Openplant2018 Poster; Semantic searchingOpenplant2018 Poster; Semantic searching
Openplant2018 Poster; Semantic searching
 
Extracting science from the archive
Extracting science from the archiveExtracting science from the archive
Extracting science from the archive
 
WikiFactMine: Ontology for Everybody and Everything
WikiFactMine: Ontology for Everybody and EverythingWikiFactMine: Ontology for Everybody and Everything
WikiFactMine: Ontology for Everybody and Everything
 
Young people in an Age of Knowledge Neocolonialism
Young people in an Age of Knowledge NeocolonialismYoung people in an Age of Knowledge Neocolonialism
Young people in an Age of Knowledge Neocolonialism
 
WikiFactMine for Plant Chemistry
WikiFactMine for Plant ChemistryWikiFactMine for Plant Chemistry
WikiFactMine for Plant Chemistry
 
Can machines understand the scientific literature
Can machines understand the scientific literatureCan machines understand the scientific literature
Can machines understand the scientific literature
 
Asking the scientific literature to tell us about metabolism
Asking the scientific literature to tell us about metabolismAsking the scientific literature to tell us about metabolism
Asking the scientific literature to tell us about metabolism
 
Asking the scientific literature to tell us about metabolism
Asking the scientific literature to tell us about metabolismAsking the scientific literature to tell us about metabolism
Asking the scientific literature to tell us about metabolism
 

Recently uploaded

Call Girl Lucknow Mallika 7001305949 Independent Escort Service Lucknow
Call Girl Lucknow Mallika 7001305949 Independent Escort Service LucknowCall Girl Lucknow Mallika 7001305949 Independent Escort Service Lucknow
Call Girl Lucknow Mallika 7001305949 Independent Escort Service Lucknownarwatsonia7
 
See the 2,456 pharmacies on the National E-Pharmacy Platform
See the 2,456 pharmacies on the National E-Pharmacy PlatformSee the 2,456 pharmacies on the National E-Pharmacy Platform
See the 2,456 pharmacies on the National E-Pharmacy PlatformKweku Zurek
 
Call Girls Service In Shyam Nagar Whatsapp 8445551418 Independent Escort Service
Call Girls Service In Shyam Nagar Whatsapp 8445551418 Independent Escort ServiceCall Girls Service In Shyam Nagar Whatsapp 8445551418 Independent Escort Service
Call Girls Service In Shyam Nagar Whatsapp 8445551418 Independent Escort Serviceparulsinha
 
Call Girls Service Chennai Jiya 7001305949 Independent Escort Service Chennai
Call Girls Service Chennai Jiya 7001305949 Independent Escort Service ChennaiCall Girls Service Chennai Jiya 7001305949 Independent Escort Service Chennai
Call Girls Service Chennai Jiya 7001305949 Independent Escort Service ChennaiNehru place Escorts
 
Call Girls Service Nandiambakkam | 7001305949 At Low Cost Cash Payment Booking
Call Girls Service Nandiambakkam | 7001305949 At Low Cost Cash Payment BookingCall Girls Service Nandiambakkam | 7001305949 At Low Cost Cash Payment Booking
Call Girls Service Nandiambakkam | 7001305949 At Low Cost Cash Payment BookingNehru place Escorts
 
Russian Call Girls Chickpet - 7001305949 Booking and charges genuine rate for...

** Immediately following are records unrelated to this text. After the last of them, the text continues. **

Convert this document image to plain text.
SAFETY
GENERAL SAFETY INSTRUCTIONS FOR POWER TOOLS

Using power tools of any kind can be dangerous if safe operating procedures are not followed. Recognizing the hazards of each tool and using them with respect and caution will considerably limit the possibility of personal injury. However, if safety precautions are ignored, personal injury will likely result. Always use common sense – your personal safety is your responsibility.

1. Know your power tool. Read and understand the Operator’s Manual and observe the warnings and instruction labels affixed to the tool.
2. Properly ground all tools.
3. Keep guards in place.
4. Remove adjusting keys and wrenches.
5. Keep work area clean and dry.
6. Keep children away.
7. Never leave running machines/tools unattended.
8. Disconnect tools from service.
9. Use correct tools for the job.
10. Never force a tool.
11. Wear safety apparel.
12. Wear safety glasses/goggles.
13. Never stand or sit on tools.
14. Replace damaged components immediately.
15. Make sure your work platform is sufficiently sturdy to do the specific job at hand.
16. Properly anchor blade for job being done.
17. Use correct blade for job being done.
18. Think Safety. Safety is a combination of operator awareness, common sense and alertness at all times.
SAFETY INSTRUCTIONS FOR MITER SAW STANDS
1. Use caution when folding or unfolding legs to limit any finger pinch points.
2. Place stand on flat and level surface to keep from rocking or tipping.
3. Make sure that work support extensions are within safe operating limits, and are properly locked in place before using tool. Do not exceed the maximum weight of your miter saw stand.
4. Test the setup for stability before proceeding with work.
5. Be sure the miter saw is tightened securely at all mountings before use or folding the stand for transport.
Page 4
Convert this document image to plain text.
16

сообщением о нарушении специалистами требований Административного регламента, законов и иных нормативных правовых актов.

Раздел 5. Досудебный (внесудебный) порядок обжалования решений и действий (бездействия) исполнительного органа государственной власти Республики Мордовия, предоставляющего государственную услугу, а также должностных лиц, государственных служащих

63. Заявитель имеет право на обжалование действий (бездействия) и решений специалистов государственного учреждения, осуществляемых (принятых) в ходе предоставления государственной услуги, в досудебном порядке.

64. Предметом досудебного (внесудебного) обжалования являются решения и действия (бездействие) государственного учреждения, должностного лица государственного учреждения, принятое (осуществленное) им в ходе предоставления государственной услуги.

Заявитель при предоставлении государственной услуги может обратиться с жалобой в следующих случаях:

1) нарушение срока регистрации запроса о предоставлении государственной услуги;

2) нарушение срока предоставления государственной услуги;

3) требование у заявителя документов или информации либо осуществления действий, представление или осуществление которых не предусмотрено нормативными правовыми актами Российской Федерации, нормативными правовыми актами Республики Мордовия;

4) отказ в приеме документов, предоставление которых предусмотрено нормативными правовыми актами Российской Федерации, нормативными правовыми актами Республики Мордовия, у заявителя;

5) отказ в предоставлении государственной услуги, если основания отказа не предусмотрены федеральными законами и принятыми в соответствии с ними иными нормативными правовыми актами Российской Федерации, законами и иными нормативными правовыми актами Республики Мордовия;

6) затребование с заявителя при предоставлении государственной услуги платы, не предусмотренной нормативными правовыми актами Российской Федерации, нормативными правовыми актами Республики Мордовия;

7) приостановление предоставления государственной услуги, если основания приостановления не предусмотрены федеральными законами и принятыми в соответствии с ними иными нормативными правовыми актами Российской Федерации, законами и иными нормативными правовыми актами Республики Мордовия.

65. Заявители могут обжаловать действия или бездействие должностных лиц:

Russian Call Girls Chickpet - 7001305949 Booking and charges genuine rate for...Russian Call Girls Chickpet - 7001305949 Booking and charges genuine rate for...
Russian Call Girls Chickpet - 7001305949 Booking and charges genuine rate for...narwatsonia7
 
Bangalore Call Girls Marathahalli 📞 9907093804 High Profile Service 100% Safe
Bangalore Call Girls Marathahalli 📞 9907093804 High Profile Service 100% SafeBangalore Call Girls Marathahalli 📞 9907093804 High Profile Service 100% Safe
Bangalore Call Girls Marathahalli 📞 9907093804 High Profile Service 100% Safenarwatsonia7
 
Call Girls In Andheri East Call 9920874524 Book Hot And Sexy Girls
Call Girls In Andheri East Call 9920874524 Book Hot And Sexy GirlsCall Girls In Andheri East Call 9920874524 Book Hot And Sexy Girls
Call Girls In Andheri East Call 9920874524 Book Hot And Sexy Girlsnehamumbai
 
Call Girls Thane Just Call 9910780858 Get High Class Call Girls Service
Call Girls Thane Just Call 9910780858 Get High Class Call Girls ServiceCall Girls Thane Just Call 9910780858 Get High Class Call Girls Service
Call Girls Thane Just Call 9910780858 Get High Class Call Girls Servicesonalikaur4
 
Book Call Girls in Yelahanka - For 7001305949 Cheap & Best with original Photos
Book Call Girls in Yelahanka - For 7001305949 Cheap & Best with original PhotosBook Call Girls in Yelahanka - For 7001305949 Cheap & Best with original Photos
Book Call Girls in Yelahanka - For 7001305949 Cheap & Best with original Photosnarwatsonia7
 
Call Girl Service Bidadi - For 7001305949 Cheap & Best with original Photos
Call Girl Service Bidadi - For 7001305949 Cheap & Best with original PhotosCall Girl Service Bidadi - For 7001305949 Cheap & Best with original Photos
Call Girl Service Bidadi - For 7001305949 Cheap & Best with original Photosnarwatsonia7
 
Call Girls Jp Nagar Just Call 7001305949 Top Class Call Girl Service Available
Call Girls Jp Nagar Just Call 7001305949 Top Class Call Girl Service AvailableCall Girls Jp Nagar Just Call 7001305949 Top Class Call Girl Service Available
Call Girls Jp Nagar Just Call 7001305949 Top Class Call Girl Service Availablenarwatsonia7
 
Call Girl Koramangala | 7001305949 At Low Cost Cash Payment Booking
Call Girl Koramangala | 7001305949 At Low Cost Cash Payment BookingCall Girl Koramangala | 7001305949 At Low Cost Cash Payment Booking
Call Girl Koramangala | 7001305949 At Low Cost Cash Payment Bookingnarwatsonia7
 
Call Girls Hsr Layout Just Call 7001305949 Top Class Call Girl Service Available
Call Girls Hsr Layout Just Call 7001305949 Top Class Call Girl Service AvailableCall Girls Hsr Layout Just Call 7001305949 Top Class Call Girl Service Available
Call Girls Hsr Layout Just Call 7001305949 Top Class Call Girl Service Availablenarwatsonia7
 
call girls in Connaught Place DELHI 🔝 >༒9540349809 🔝 genuine Escort Service ...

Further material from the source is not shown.